With more widespread use of LEDs in flashlights has come a more advanced approach to measuring light output in lumens or lux. Lux ratings arise from measurement taken at the center of the light beam, indicating how well the light is projected over a distance, not the overall brightness of the flashlight. A lumens test measures the overall brightness of a flashlight, which involves a rating of total light output in every direction. An oversimplified explanation of a lumens rating is a measurement of light emitted by a source on the inside of a sphere. Lumen ratings are standardized and if the tests to establish output are conducted by qualified laboratories, the numbers are very useful in comparison of flashlights.
Many manufacturers now offer lumens and/or lux ratings on their packages, Web sites and sales literature. A full moon on a clear night can be measured as 0.25 lux, and in comparison, sunlight on an average day can be measured up to 100,000 lux. Some advanced flashlights can be rated as high as 3,000 to 5,000 lux.
The flashlight as a productivity or safety tool should be evaluated for properties other than light output. The usefulness of a flashlight is its ability to produce and place light when and where light is needed. As a result, battery life is a crucial element in the flashlight’s ability to not just deliver but to sustain light as needed. LEDs create a very bright light from little power, making LEDs much more energy efficient, which will save the consumer money.
There is not presently a standard or an agreement on rating battery life. Light output measurements are typically captured with batteries that are near full capacity of charge. Light output tends to fall over a curve as the batteries are depleted with use. Although a manufacturer can indicate that battery life may be 100 hours, there is not a standard to identify the minimum light output that is useful. In evaluating battery life claims, it is wise to note that most users are likely to replace batteries when the output falls to perhaps 50% of the amount generated with fresh cells.
There are many different sizes, shapes and technology in flashlights on the market today. Flashlights might involve the ability to focus or concentrate light on a small area, while others offer the capability to adjust from flood to spot illumination. Manufacturers also employ technology that automatically delivers a focused beam at the center with flood illumination over a much wider area. Some manufacturers have incorporated designs that prevent the normally cylindrical flashlight from rolling off a flat surface.
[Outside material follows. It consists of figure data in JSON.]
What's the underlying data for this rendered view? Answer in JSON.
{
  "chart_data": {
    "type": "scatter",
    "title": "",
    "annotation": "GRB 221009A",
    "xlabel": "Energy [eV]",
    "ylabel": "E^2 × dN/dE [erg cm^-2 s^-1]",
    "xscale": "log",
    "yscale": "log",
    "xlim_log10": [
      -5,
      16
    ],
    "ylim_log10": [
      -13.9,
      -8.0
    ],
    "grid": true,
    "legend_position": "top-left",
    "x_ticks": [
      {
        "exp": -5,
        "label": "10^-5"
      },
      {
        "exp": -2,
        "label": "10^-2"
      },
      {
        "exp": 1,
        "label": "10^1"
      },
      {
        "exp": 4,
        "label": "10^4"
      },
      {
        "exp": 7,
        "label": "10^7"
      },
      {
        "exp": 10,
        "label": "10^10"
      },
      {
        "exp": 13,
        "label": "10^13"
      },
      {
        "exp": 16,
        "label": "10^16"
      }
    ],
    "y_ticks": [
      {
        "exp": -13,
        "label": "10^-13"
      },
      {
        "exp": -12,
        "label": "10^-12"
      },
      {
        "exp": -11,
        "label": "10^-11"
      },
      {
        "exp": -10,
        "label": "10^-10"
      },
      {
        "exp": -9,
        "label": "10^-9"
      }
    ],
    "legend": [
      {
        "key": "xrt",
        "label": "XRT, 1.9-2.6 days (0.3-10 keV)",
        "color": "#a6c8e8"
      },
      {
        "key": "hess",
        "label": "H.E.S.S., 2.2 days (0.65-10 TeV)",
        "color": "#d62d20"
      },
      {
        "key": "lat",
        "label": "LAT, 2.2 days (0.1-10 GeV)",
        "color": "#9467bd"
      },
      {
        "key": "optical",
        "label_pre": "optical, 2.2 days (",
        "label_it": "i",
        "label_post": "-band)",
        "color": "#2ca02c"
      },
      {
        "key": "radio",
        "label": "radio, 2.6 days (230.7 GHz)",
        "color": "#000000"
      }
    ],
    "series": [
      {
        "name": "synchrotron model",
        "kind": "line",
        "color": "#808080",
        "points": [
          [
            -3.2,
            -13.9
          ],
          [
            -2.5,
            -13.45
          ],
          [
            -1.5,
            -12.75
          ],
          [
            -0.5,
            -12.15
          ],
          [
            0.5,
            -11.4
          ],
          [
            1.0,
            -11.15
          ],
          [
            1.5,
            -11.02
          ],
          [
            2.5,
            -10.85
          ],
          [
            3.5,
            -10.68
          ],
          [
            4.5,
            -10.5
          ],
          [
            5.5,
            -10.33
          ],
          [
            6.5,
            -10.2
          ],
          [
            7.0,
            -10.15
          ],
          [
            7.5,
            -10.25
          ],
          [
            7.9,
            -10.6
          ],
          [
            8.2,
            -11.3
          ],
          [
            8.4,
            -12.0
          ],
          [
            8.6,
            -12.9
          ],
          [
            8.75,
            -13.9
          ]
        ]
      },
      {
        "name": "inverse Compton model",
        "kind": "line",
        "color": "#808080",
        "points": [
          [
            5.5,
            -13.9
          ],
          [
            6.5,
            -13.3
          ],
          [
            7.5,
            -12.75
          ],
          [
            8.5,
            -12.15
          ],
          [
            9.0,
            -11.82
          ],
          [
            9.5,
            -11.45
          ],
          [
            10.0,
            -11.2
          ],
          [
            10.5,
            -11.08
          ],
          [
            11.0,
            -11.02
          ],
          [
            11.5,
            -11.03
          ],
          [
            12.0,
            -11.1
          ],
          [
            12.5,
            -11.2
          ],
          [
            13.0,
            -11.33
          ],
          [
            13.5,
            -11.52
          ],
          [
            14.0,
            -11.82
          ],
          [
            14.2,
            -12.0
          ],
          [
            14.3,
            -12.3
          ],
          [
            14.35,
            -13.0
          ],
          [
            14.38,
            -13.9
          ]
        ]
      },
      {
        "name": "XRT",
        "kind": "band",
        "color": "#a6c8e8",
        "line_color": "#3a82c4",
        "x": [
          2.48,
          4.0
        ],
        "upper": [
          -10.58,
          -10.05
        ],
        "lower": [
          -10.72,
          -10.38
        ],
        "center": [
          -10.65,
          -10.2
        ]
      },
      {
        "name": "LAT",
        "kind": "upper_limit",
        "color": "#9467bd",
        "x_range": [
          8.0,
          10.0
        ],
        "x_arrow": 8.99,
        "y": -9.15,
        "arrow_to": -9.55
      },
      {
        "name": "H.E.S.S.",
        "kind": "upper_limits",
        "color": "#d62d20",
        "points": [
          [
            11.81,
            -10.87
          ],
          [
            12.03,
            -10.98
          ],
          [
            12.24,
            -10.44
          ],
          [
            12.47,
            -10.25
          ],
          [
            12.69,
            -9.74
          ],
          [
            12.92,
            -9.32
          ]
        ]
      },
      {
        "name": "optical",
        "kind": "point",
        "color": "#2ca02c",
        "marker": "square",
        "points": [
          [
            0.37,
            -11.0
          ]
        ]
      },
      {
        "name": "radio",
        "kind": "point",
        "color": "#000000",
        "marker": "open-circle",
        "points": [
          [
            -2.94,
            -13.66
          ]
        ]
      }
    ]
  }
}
Stabilizing and arranging light to the desired area can be accomplished in many ways and is an important factor in determining the usefulness of the light in the situation where it will be employed.
Durability & safety
Durability is another important factor to look at when deciding on a flashlight to fit your specific needs. Although LEDs are shock resistant, the materials used in construction and the care with which they are assembled contribute to the overall durability of the device. Many suppliers publish durability claims in drop test ratings, and the probability of having light, when and where it is needed, is increased with the durability of the device.
Other aspects of performance may need to be considered as conditions dictate. Some flashlights are constructed of materials that will not rust or corrode. Some are designed to be water resistant and others, waterproof. Manufacturers of waterproof flashlights often publish specifications to indicate to what depth the light will remain watertight and operational.
Flashlight safety ratings exist that qualify usage in conditions of specific risk. Where vapors, airborne debris or other dangers of explosion or ignition are present, only properly rated flashlights should be employed. Lights that are tested to insure that they will not be a source of spark or ignition should be used exclusively where those dangers may be present.
There have been significant leaps in flashlight technology. Selecting a flashlight that is appropriate for the task requires more understanding of ratings and specifications. Flashlight features, performance and cost alternatives are much greater than in the past. Careful selection can equip the user with a much better tool for both productivity and safety.